Aaron Rodgers Insists He’s ‘Not Stupid Enough’ to Accuse Jimmy Kimmel of Being a Pedophile

Aaron Rodgers insisted he was definitely not trying to link Jimmy Kimmel to Jeffrey Epstein when he seemed to link Jimmy Kimmel to Jeffrey Epstein during an interview on the The Pat McAfee Show last week. 

After a week of not-so-vague lawsuit threats, apologies, and scathing late-night monologues, the quarterback returned to the scene of the original crime (McAfee’s show) to try to set the record straight. For quick background, during a previous appearance before the then-impending Epstein document dump, Rodgers said he was ready to pop “some sort of bottle” once the list dropped, adding, “a lot of people, including Jimmy Kimmel, are really hoping that doesn’t come out.” 

Most importantly, from a litigation standpoint, Rodgers was adamant that he was not trying to accuse or imply that Kimmel was a pedophile, or had an association with Epstein.

“I totally understand how serious an allegation of pedophilia would be. So him to be upset about that, I get it,” he said, adding: “I’m not stupid enough — even though you think I’m an idiot, and you’ve made a lot of comments about my intelligence — but I’m not stupid enough to accuse you of that with absolutely zero evidence, concrete evidence.
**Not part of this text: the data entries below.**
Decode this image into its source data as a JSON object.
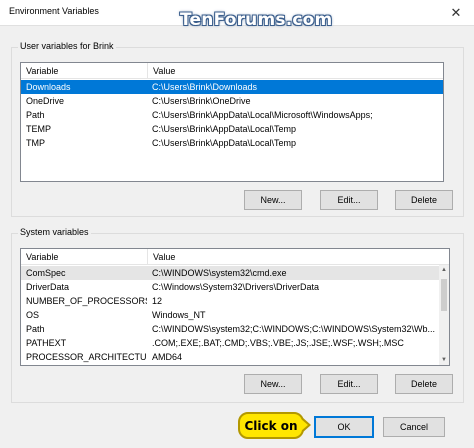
{
  "window": {
    "title": "Environment Variables",
    "close_glyph": "✕"
  },
  "watermark": "TenForums.com",
  "user_vars": {
    "group_label": "User variables for Brink",
    "columns": [
      "Variable",
      "Value"
    ],
    "rows": [
      {
        "name": "Downloads",
        "value": "C:\\Users\\Brink\\Downloads",
        "selected": true
      },
      {
        "name": "OneDrive",
        "value": "C:\\Users\\Brink\\OneDrive"
      },
      {
        "name": "Path",
        "value": "C:\\Users\\Brink\\AppData\\Local\\Microsoft\\WindowsApps;"
      },
      {
        "name": "TEMP",
        "value": "C:\\Users\\Brink\\AppData\\Local\\Temp"
      },
      {
        "name": "TMP",
        "value": "C:\\Users\\Brink\\AppData\\Local\\Temp"
      }
    ],
    "buttons": {
      "new": "New...",
      "edit": "Edit...",
      "delete": "Delete"
    }
  },
  "system_vars": {
    "group_label": "System variables",
    "columns": [
      "Variable",
      "Value"
    ],
    "rows": [
      {
        "name": "ComSpec",
        "value": "C:\\WINDOWS\\system32\\cmd.exe"
      },
      {
        "name": "DriverData",
        "value": "C:\\Windows\\System32\\Drivers\\DriverData"
      },
      {
        "name": "NUMBER_OF_PROCESSORS",
        "value": "12"
      },
      {
        "name": "OS",
        "value": "Windows_NT"
      },
      {
        "name": "Path",
        "value": "C:\\WINDOWS\\system32;C:\\WINDOWS;C:\\WINDOWS\\System32\\Wb..."
      },
      {
        "name": "PATHEXT",
        "value": ".COM;.EXE;.BAT;.CMD;.VBS;.VBE;.JS;.JSE;.WSF;.WSH;.MSC"
      },
      {
        "name": "PROCESSOR_ARCHITECTURE",
        "value": "AMD64"
      }
    ],
    "buttons": {
      "new": "New...",
      "edit": "Edit...",
      "delete": "Delete"
    }
  },
  "dialog_buttons": {
    "ok": "OK",
    "cancel": "Cancel"
  },
  "callout": "Click on",
  "colors": {
    "selection": "#0078d7",
    "callout": "#ffe600"
  }
}
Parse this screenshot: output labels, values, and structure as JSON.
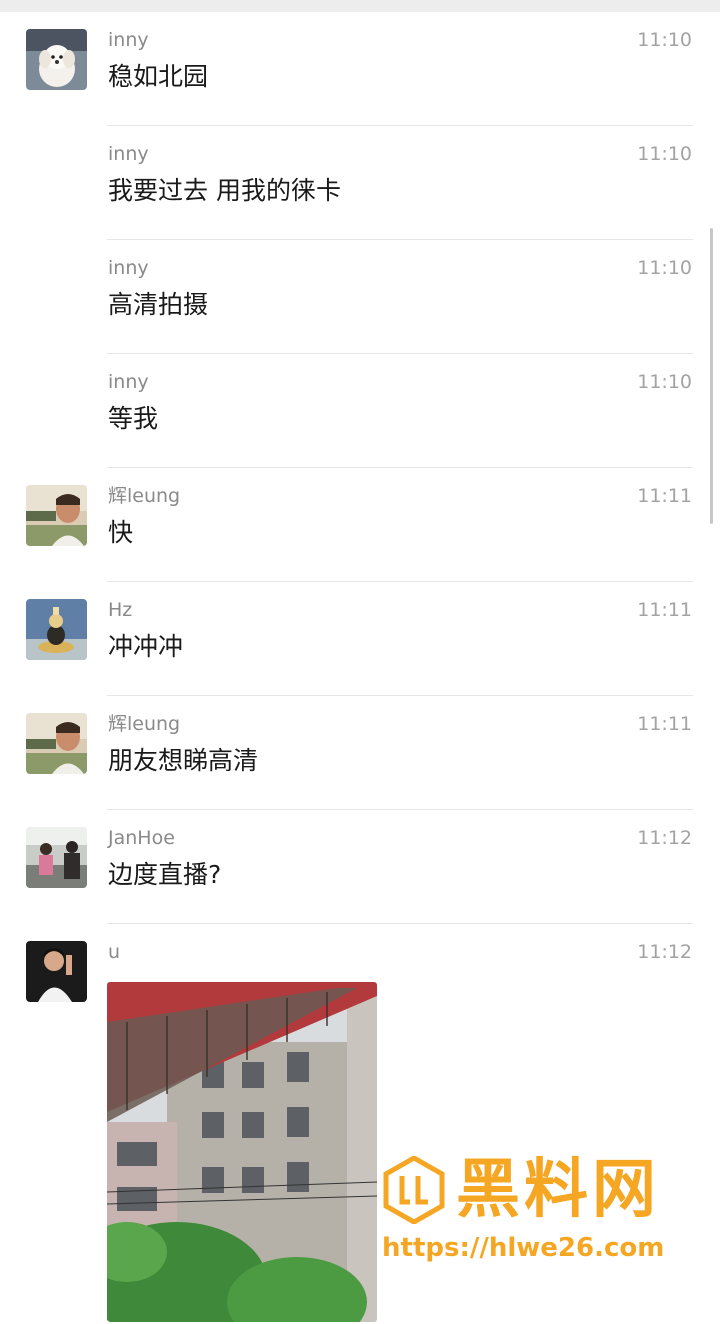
{
  "messages": [
    {
      "sender": "inny",
      "time": "11:10",
      "text": "稳如北园",
      "avatar": "dog-avatar",
      "show_avatar": true
    },
    {
      "sender": "inny",
      "time": "11:10",
      "text": "我要过去 用我的徕卡",
      "show_avatar": false
    },
    {
      "sender": "inny",
      "time": "11:10",
      "text": "高清拍摄",
      "show_avatar": false
    },
    {
      "sender": "inny",
      "time": "11:10",
      "text": "等我",
      "show_avatar": false
    },
    {
      "sender": "辉leung",
      "time": "11:11",
      "text": "快",
      "avatar": "man-avatar",
      "show_avatar": true
    },
    {
      "sender": "Hz",
      "time": "11:11",
      "text": "冲冲冲",
      "avatar": "figurine-avatar",
      "show_avatar": true
    },
    {
      "sender": "辉leung",
      "time": "11:11",
      "text": "朋友想睇高清",
      "avatar": "man-avatar",
      "show_avatar": true
    },
    {
      "sender": "JanHoe",
      "time": "11:12",
      "text": "边度直播?",
      "avatar": "people-avatar",
      "show_avatar": true
    },
    {
      "sender": "u",
      "time": "11:12",
      "avatar": "person-avatar",
      "show_avatar": true,
      "image": "building-photo"
    }
  ],
  "watermark": {
    "title": "黑料网",
    "url": "https://hlwe26.com"
  },
  "colors": {
    "text": "#1a1a1a",
    "meta": "#8a8a8a",
    "divider": "#e6e6e6",
    "watermark": "#f5a623"
  }
}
That’s ridiculous.”

He continued: “So I’m glad, and I think we can agree on something, it’s that, one: those crimes are heinous; and two: I’m glad you’re not on a list because those who are on this list — and this I think we can agree on — that, at minimum, there should be an inquiry into their involvement. Especially if they went to the island. And at maximum, there should be an investigation into it.”

As for Rodgers’ attempt to explain what exactly he meant with his Kimmel/Epstein comment, the quarterback seemed to suggest he believed Kimmel wasn’t interested in seeing such corruption exposed. That interpretation ostensibly stemmed from the origins of his beef with Kimmel, which goes back to the pandemic, Rodgers’ thoughts on Covid-19 and the vaccine, and the numerous jokes Kimmel has made about all that through the past few years. 
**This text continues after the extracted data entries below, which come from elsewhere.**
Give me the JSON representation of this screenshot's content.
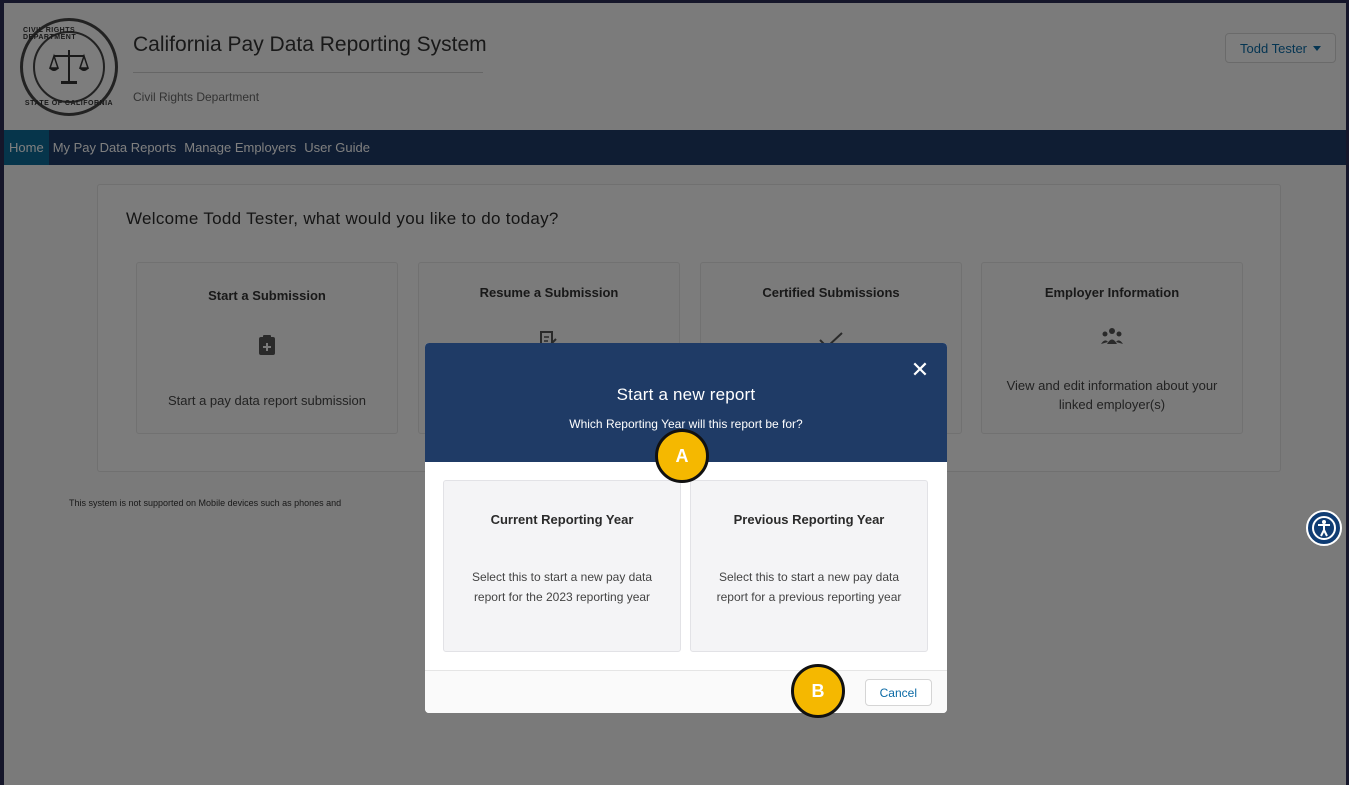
{
  "header": {
    "app_title": "California Pay Data Reporting System",
    "department": "Civil Rights Department",
    "seal_top": "CIVIL RIGHTS DEPARTMENT",
    "seal_bottom": "STATE OF CALIFORNIA",
    "user_menu": "Todd Tester"
  },
  "nav": {
    "items": [
      {
        "label": "Home",
        "active": true
      },
      {
        "label": "My Pay Data Reports"
      },
      {
        "label": "Manage Employers"
      },
      {
        "label": "User Guide"
      }
    ]
  },
  "main": {
    "welcome": "Welcome Todd Tester, what would you like to do today?",
    "tiles": [
      {
        "title": "Start a Submission",
        "icon": "clipboard-plus-icon",
        "desc": "Start a pay data report submission"
      },
      {
        "title": "Resume a Submission",
        "icon": "edit-document-icon",
        "desc": ""
      },
      {
        "title": "Certified Submissions",
        "icon": "checkmark-icon",
        "desc": ""
      },
      {
        "title": "Employer Information",
        "icon": "people-group-icon",
        "desc": "View and edit information about your linked employer(s)"
      }
    ],
    "notice": "This system is not supported on Mobile devices such as phones and"
  },
  "modal": {
    "title": "Start a new report",
    "subtitle": "Which Reporting Year will this report be for?",
    "close_glyph": "✕",
    "options": [
      {
        "title": "Current Reporting Year",
        "desc": "Select this to start a new pay data report for the 2023 reporting year"
      },
      {
        "title": "Previous Reporting Year",
        "desc": "Select this to start a new pay data report for a previous reporting year"
      }
    ],
    "cancel_label": "Cancel"
  },
  "markers": {
    "a": "A",
    "b": "B"
  },
  "colors": {
    "nav_bg": "#1f3b66",
    "nav_active": "#0d6a96",
    "link": "#0b6aa5",
    "marker": "#f5b800"
  }
}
In the lead up to speaking on the Kimmel/Epstein comments, Rodgers reiterated a lot of that. He mentioned the jokes Kimmel made about unvaccinated people, Rodgers’ own supposed “immunization” to Covid, and people thinking the horse dewormer ivermectin was a legitimate way to treat Covid; he also accused Kimmel of “giving a platform to one of the biggest spreaders of misinformation during the Covid times, Dr. Fauci”; and made a series of dubious claims about the safety and efficacy of the Covid-19 vaccine.

In light of all that, Rodgers said of his remark that people like Kimmel were “really hoping” the Epstein info doesn’t come out: “I was referring to the fact that, if there’s a list — which again, this hasn’t come out yet, this is just a deposition — and there are names on it, then that would be the second time that a soft brain, junior college student, wacko, anti-vax, antisemite, purveyor, spreader of misinformation, conspiracy theorist, MAGA, whatever other things have been said by him and the media, would be right twice.”

After Rodgers’ initial comments last week, Kimmel quickly responded on Twitter, stating he’d never “met, flown with, visited, or had any contact whatsoever with Epstein, nor will you find my name on any ‘list’ other than the clearly phony nonsense that soft-brained wackos like yourself can’t seem to distinguish from reality.” Kimmel appeared to threaten legal action as well, saying, “Your reckless words put my family in danger. Keep it up and we will debate the facts further in court.”

Kimmel further addressed Rodgers’ comments when he returned to Jimmy Kimmel Live! last night for his first show of the year. During his monologue, Kimmel said Rodgers “has the right to express any opinion he wants, but saying someone is a pedophile is not an opinion, nor is it trash talk.” 


He also stressed a distinction between the jokes he makes about people, and the insinuation in Rodgers’ comments. “We don’t make up lies,” Kimmel said, adding: “We have a team of people who work very hard to sift through facts and reputable sources before I make a joke and that’s an important distinction.”

Prior to Rodgers’ return to The Pat McAfee Show, McAfee himself issued an apology, saying, “Some things obviously people get very pissed off about, especially when they’re that serious allegations,” McAfee continued. “So we apologize for being a part of it. I can’t wait to hear what Aaron has to say about it. Hopefully those two will just be able to settle this, you know, not work wise, but be able to chit-chat and move along.”